Tony Grimes, who worked closely with former governor John Hurley, is retiring this summer. Mr Grimes was present at a range of the key meetings in 2007 and 2008 when the government was preparing its response to the banking crisis.
The Central Bank has been criticised in many quarters for its response in 2008 and also for its weak warnings about the strength of the property bubble which was inflating prior to 2007.
The forthcoming report on the banking crisis by Finnish expert Peter Nyberg is expected to look closely at the role of the Central Bank.
The new recruit will operate at the same level as the financial regulator Matthew Elderfield, who is effectively a deputy governor of the Central Bank.
The requirements of the job are extensive and include "extensive knowledge of monetary and financial policy'', particularly in the eurosystem. This is likely to exclude a large number of Irish candidates.
The successful candidate will be given a five-year contract.
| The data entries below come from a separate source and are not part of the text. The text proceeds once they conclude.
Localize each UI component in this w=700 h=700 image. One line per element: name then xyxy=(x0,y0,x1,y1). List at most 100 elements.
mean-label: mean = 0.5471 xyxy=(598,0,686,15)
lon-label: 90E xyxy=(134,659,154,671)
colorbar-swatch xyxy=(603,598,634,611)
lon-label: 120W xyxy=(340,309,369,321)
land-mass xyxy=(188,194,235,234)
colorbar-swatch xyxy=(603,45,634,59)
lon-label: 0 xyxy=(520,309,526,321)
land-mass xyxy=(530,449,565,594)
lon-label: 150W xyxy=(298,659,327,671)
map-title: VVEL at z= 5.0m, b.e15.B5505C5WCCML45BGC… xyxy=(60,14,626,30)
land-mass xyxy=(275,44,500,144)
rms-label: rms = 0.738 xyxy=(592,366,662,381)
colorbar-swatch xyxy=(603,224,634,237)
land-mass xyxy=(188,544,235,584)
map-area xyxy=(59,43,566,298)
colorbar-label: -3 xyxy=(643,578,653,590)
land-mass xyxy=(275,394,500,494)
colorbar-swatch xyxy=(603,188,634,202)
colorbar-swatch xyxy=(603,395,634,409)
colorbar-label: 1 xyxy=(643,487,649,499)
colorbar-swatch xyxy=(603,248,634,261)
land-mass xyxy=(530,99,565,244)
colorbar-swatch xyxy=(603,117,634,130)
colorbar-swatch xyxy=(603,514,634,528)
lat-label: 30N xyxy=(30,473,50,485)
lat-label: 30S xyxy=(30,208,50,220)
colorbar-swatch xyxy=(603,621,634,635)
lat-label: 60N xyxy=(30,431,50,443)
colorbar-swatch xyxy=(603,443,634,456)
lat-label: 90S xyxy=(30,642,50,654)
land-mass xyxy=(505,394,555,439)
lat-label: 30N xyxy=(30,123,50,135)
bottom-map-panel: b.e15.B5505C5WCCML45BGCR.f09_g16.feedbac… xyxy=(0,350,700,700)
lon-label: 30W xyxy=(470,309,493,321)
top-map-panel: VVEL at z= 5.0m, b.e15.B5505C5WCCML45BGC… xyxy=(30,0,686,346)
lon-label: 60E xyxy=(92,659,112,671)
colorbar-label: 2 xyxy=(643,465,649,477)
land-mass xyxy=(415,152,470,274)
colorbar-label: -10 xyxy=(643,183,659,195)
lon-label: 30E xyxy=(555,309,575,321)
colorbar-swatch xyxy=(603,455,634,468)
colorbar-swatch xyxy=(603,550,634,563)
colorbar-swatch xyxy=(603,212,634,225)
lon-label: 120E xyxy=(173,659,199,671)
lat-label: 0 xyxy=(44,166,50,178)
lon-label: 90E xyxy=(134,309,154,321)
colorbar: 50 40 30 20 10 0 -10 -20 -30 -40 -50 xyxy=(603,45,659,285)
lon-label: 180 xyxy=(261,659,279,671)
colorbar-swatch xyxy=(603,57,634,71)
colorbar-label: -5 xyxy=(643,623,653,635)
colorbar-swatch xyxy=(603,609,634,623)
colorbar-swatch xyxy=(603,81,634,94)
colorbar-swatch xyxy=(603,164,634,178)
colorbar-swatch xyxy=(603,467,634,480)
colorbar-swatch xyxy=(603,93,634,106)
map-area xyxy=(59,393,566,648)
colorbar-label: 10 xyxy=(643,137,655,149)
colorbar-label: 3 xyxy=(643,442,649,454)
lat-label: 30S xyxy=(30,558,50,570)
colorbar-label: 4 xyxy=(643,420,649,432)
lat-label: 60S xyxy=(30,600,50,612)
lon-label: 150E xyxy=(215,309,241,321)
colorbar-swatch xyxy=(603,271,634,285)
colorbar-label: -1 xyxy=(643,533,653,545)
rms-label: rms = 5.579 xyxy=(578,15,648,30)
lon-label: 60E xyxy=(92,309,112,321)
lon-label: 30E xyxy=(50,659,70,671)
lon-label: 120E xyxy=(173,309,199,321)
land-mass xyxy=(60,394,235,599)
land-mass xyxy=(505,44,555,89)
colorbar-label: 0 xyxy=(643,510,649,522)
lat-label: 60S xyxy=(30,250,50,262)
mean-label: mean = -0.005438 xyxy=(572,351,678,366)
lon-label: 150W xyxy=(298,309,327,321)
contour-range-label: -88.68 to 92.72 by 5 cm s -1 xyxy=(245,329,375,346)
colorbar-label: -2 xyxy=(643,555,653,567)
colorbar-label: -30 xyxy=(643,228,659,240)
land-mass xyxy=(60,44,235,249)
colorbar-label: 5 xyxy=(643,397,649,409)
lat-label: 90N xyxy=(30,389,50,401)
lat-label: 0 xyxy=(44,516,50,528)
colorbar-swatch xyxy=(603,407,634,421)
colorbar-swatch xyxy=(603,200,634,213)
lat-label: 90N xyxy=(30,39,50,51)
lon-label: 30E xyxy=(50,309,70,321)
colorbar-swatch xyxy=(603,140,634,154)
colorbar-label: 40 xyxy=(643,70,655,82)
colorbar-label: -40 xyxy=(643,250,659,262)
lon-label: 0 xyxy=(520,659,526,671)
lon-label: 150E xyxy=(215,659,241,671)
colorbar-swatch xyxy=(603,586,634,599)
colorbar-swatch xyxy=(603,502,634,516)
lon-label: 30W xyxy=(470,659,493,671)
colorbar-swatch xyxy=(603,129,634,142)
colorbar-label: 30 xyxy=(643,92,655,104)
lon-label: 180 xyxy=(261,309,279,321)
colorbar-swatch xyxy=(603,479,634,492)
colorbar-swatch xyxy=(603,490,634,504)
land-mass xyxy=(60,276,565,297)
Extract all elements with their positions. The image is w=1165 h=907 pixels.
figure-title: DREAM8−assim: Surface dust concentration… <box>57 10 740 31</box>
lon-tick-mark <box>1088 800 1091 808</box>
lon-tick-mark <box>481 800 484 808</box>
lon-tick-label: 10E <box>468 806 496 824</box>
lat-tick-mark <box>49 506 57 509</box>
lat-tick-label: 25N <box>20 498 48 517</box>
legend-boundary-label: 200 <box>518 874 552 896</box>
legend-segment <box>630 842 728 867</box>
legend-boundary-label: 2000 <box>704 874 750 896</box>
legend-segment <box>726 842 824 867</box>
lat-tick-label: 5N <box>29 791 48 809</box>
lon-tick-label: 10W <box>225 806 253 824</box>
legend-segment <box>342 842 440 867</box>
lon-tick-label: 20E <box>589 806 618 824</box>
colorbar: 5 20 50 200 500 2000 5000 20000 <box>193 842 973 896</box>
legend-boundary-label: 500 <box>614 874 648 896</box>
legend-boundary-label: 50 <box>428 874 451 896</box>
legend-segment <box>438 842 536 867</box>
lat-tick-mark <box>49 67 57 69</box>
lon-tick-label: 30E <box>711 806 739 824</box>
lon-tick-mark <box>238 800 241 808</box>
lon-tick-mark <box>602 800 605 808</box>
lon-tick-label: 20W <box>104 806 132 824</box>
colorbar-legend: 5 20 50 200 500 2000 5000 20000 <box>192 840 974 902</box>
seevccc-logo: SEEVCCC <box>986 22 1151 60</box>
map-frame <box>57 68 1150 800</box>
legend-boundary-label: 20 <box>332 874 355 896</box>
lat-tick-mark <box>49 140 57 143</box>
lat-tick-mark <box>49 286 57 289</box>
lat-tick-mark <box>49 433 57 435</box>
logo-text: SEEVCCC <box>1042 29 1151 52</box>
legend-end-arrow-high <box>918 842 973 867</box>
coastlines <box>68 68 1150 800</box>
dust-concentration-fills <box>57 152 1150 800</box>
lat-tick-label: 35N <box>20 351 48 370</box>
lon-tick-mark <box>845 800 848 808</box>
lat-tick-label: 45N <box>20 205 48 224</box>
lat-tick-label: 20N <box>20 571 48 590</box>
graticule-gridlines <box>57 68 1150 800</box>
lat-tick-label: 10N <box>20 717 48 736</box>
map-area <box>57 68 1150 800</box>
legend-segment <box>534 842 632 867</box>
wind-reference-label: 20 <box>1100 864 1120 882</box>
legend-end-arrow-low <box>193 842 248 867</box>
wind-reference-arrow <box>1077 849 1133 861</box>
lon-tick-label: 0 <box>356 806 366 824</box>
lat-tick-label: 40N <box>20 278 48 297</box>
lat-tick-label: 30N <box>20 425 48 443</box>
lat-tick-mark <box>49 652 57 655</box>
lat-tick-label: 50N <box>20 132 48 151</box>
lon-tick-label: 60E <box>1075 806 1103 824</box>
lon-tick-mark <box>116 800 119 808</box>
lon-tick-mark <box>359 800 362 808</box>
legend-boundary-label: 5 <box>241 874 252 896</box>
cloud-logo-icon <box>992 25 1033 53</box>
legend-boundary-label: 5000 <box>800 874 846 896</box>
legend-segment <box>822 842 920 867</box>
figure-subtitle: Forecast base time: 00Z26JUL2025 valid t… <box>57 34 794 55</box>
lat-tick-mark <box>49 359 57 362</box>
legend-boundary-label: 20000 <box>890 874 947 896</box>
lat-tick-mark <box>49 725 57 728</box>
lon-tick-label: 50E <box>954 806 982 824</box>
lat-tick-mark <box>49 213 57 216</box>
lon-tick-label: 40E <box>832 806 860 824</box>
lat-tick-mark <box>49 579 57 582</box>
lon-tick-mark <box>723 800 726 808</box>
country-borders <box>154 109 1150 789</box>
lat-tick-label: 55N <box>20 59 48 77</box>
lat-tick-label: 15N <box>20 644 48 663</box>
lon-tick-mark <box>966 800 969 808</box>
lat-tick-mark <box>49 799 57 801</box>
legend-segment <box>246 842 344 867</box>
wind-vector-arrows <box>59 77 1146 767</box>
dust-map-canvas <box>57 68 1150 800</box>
Academics and those from commercial banking are likely to be interested in the role.
The appointment of Dr Honohan was a break with tradition whereby governors of the Central Bank were usually serving secretary-generals of the Department of Finance.
Under reforms brought in by Finance Minister Brian Lenihan, this link was broken and Dr Honohan, a Trinity College academic, was appointed.
Asked what the salary would be for the new deputy govenor, a spokesman said it would be "commensurate with the position's level of seniority and responsibility''.